The response of the NI Ambulance Service when questioned about the lack of cover was equally astonishing. Essentially it said it was relying on a statistical model using historical data to determine where to place it ambulances.
Essentially it was guessing where the demand was likely to be at any time. It beggars belief that any statistical model can foresee the future with such certainty.
Just because past evidence shows that there were fewer serious car accidents or people collapsing with heart attacks or some other acute illness in a particular area in the past does not mean that such incidents will occur on the day that someone has sited an ambulance miles away.

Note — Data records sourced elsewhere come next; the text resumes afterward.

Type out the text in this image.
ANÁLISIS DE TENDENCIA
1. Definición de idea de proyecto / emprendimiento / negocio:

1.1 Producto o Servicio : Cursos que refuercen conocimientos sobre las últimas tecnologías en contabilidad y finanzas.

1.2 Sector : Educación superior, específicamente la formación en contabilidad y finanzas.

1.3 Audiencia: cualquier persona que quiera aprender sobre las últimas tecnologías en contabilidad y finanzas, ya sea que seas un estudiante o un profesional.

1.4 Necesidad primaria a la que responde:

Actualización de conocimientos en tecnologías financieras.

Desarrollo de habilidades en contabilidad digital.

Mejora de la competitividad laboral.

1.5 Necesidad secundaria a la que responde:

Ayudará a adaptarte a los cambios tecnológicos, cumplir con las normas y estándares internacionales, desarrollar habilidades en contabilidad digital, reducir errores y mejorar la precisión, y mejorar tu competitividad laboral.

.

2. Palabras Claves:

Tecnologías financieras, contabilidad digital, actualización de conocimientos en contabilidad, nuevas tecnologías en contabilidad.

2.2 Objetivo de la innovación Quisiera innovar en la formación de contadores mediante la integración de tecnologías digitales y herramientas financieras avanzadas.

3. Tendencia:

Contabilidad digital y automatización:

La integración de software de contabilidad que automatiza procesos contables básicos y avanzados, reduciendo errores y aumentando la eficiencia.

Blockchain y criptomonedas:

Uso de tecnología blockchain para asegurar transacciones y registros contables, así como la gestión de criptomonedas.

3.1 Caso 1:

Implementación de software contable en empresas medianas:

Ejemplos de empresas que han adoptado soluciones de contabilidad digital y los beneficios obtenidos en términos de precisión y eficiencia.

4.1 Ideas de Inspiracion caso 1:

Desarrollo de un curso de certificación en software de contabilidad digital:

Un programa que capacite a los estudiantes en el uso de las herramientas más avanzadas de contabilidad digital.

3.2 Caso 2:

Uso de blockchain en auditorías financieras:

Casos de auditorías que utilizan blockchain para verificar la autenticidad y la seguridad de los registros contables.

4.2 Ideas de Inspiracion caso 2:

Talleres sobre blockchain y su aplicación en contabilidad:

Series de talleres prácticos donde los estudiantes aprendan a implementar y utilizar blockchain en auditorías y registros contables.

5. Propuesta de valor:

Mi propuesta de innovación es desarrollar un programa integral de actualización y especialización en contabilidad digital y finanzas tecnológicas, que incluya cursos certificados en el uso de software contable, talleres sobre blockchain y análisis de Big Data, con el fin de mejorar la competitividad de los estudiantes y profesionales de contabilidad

Of course the Ambulance Service is not playing this guessing game for fun, but because it does not have the resources to provide a proper round-the-clock service. And it has to be admitted that the job of those providing emergency ambulance services is stressful and draining.
When the paramedics and ambulance crews arrive at any location they work with great professionalism and their work is appreciated by those they assist.
But they will know that every minute that it takes them to arrive at an acute incident diminishes the chance of the patient making a full and speedy recovery. And the longer the delay the greater the distress to the family circle of the person involved.
It is ironic that we have just introduced a hugely expensive emergency flying ambulance at a time when we cannot properly provide emergency crews on the ground.